With latecomers, there were about thirty members of the science fiction club that evening. Most were over forty. There was a young couple in the corner near me who looked about thirty-nine.

The largest sub-group were my generation. They were in their sixties. The fans are getting old. Dying out, perhaps?

A lot of people knew each other. They were on first name terms. They had presumably met at other meetings and conventions. The science fiction club is very clubbable.

There were a lot of writers and editors. The members of the science fiction club have a lot invested.

The star turn was Adrian Tchaikovsky. Tchaikovsky is best known for a ten novel fantasy series. He has also done stand alone science fiction.

He was being interviewed by Ian Whates, who is a writer, a publisher and an officer of BFSA. Whates and Tchaikovsky have clearly known each other for some time.

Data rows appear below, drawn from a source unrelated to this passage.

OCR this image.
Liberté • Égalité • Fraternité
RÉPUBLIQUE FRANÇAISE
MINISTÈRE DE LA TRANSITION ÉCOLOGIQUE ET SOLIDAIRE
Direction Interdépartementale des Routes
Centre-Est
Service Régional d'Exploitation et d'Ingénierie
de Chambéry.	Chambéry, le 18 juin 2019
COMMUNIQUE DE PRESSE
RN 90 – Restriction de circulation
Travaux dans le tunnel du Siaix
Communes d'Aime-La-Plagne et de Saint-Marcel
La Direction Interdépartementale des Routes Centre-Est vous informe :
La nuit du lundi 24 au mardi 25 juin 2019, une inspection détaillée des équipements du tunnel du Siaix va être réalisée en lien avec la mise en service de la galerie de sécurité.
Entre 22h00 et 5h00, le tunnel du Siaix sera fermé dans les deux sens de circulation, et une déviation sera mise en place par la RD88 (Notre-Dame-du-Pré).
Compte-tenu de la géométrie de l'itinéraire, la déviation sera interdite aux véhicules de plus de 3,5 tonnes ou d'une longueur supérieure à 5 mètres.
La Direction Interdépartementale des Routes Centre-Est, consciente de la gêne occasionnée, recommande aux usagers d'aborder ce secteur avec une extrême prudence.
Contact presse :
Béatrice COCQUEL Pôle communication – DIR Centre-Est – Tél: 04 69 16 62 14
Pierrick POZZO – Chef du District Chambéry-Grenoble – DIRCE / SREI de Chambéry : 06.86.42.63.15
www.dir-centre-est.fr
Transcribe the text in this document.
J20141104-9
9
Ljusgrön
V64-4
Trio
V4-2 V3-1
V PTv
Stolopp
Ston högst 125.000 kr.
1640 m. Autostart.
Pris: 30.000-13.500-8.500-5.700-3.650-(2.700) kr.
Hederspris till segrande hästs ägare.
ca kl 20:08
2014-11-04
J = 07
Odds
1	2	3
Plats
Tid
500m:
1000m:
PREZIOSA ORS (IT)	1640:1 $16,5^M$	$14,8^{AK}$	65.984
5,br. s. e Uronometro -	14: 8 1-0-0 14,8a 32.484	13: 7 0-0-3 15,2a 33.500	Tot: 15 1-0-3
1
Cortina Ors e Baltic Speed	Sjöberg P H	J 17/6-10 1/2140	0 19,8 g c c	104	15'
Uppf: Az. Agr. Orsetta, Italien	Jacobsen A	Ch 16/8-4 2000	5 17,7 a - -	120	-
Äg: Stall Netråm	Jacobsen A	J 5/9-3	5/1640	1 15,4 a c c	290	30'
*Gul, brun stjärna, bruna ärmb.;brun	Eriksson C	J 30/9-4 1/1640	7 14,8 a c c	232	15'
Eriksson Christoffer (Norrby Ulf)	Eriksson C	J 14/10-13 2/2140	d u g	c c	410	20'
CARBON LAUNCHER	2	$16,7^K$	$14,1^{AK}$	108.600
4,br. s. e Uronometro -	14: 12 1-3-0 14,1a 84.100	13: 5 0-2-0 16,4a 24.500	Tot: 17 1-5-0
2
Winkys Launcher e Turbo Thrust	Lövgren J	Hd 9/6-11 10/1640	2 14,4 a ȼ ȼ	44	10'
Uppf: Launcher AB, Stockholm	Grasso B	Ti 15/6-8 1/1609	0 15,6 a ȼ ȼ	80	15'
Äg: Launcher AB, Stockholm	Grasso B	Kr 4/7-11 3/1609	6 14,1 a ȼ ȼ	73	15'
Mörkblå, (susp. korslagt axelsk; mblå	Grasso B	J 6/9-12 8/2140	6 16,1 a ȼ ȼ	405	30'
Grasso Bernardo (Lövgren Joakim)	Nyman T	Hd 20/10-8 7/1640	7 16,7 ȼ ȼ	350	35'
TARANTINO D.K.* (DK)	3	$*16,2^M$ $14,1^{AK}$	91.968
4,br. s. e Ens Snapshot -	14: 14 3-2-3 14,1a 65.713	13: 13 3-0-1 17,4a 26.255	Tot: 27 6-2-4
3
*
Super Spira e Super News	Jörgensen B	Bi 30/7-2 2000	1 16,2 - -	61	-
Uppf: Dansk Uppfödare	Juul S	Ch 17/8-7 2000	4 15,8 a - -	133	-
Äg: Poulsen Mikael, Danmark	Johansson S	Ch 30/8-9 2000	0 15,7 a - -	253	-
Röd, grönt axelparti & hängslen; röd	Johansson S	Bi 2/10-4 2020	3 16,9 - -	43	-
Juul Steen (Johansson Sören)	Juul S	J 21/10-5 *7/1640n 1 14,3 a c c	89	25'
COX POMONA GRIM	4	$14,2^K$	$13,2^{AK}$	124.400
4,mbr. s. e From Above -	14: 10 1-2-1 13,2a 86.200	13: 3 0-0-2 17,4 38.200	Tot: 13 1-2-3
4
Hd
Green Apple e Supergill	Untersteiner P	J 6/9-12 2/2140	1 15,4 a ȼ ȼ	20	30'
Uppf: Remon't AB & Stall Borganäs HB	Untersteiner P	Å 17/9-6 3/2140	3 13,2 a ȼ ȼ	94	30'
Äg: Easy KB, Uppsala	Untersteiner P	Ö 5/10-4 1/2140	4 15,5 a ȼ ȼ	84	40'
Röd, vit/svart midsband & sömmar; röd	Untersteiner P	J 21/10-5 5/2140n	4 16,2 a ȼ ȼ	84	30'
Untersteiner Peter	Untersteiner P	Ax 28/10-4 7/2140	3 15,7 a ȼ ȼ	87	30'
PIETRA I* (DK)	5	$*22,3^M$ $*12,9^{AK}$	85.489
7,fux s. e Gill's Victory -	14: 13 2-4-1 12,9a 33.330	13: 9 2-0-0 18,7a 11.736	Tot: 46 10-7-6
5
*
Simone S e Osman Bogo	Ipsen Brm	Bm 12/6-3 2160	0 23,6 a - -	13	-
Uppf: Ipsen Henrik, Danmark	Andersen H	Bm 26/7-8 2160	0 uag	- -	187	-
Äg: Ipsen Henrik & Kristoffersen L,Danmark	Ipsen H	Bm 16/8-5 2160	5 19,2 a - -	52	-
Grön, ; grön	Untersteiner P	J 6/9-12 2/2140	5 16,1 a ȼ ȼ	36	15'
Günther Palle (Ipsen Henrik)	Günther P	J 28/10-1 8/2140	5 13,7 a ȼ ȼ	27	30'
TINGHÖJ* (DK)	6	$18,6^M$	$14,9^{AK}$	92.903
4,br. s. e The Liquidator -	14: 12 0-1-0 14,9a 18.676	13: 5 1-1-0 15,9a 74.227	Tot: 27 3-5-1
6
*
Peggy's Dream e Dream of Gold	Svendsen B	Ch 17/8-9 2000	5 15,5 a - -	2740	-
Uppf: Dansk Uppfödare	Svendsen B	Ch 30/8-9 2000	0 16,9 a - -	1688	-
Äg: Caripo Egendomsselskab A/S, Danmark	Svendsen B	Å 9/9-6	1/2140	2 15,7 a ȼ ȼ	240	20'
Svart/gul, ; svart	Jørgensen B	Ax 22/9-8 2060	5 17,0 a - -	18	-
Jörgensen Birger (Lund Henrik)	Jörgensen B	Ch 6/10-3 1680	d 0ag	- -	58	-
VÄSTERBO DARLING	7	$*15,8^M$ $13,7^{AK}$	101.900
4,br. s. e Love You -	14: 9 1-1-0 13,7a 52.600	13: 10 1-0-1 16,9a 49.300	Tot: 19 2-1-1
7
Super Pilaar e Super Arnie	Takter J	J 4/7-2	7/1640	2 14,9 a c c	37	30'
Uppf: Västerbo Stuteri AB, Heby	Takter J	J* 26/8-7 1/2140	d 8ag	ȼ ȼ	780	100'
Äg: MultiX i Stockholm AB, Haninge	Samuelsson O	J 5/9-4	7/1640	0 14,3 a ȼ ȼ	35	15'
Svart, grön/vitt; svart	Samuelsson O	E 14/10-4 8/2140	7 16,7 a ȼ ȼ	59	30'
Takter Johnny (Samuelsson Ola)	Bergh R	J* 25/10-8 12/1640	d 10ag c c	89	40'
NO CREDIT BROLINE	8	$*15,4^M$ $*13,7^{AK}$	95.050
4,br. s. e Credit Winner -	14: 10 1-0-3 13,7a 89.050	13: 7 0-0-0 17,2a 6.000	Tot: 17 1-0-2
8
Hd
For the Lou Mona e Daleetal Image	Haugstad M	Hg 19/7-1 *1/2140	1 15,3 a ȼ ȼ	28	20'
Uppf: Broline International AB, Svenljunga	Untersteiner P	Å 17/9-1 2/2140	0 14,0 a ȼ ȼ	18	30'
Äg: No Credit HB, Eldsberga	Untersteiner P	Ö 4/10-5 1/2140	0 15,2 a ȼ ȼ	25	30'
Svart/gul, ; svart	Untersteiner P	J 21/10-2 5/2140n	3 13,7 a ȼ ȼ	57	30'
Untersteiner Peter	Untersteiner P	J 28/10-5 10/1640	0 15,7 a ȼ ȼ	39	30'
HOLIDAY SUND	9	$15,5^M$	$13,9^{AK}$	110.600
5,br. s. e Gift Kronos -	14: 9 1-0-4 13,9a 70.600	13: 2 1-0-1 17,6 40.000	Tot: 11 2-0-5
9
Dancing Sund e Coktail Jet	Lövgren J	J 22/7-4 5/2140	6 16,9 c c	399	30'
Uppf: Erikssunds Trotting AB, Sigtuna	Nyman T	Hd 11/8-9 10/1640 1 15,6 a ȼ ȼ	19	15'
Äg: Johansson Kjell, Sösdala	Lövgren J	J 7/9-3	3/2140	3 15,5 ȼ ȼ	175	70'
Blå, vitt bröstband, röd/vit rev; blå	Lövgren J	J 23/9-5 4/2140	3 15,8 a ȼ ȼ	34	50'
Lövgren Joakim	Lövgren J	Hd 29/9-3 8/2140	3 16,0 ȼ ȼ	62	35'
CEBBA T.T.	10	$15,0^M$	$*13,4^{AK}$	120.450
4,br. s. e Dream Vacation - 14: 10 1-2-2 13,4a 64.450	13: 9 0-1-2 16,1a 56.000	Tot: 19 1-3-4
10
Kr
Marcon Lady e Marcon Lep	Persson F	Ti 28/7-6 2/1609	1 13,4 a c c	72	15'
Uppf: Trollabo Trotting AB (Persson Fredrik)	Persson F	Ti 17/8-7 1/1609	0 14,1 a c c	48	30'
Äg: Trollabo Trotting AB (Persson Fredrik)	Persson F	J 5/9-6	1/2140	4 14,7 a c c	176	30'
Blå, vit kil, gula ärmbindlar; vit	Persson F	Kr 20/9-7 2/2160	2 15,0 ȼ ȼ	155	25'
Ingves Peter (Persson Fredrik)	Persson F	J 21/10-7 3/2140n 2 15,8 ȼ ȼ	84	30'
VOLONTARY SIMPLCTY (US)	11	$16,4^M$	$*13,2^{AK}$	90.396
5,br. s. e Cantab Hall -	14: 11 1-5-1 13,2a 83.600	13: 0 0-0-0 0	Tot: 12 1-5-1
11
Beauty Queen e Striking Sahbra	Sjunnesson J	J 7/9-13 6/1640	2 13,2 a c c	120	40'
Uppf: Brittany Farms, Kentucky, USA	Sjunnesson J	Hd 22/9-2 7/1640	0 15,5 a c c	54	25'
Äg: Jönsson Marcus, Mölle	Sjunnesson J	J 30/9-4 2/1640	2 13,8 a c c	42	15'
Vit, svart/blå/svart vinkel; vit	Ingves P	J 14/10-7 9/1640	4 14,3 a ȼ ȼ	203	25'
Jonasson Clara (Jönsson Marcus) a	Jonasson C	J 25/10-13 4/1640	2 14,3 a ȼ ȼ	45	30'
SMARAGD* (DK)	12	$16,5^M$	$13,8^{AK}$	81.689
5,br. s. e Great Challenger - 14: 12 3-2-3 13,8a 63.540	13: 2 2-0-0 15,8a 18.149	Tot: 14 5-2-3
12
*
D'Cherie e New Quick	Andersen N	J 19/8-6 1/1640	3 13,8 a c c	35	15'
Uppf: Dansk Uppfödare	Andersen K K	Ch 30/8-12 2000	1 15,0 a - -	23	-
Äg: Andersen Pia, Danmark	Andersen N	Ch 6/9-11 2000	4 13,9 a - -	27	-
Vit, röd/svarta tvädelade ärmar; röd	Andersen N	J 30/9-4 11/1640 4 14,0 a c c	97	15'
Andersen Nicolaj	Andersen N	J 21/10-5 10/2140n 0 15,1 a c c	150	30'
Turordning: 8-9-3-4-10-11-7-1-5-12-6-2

The interview is a format that the science fiction club likes. Interviews appear in their magazines. There are books of criticism that feature mainly interviews.

The meeting was well run. It started on time. There were fifty minutes of questions from Whates, and ten minutes for the floor.

The questions, I have to say, were bland. This was publicity for Tchaikovsky. Nothing more. I found it rather dull.

The science fiction club were well-disciplined. They clapped and cheered at all the right places.

At the end Tchaikovsky signed books. I fled.

This fits with an impression I have that in the science fiction club, once they are established, writers are extravagantly praised for very little. It’s unfortunate.

There are science fiction writers who deserve recognition outside the club, in the mainstream. This isn’t the way they are going to get it.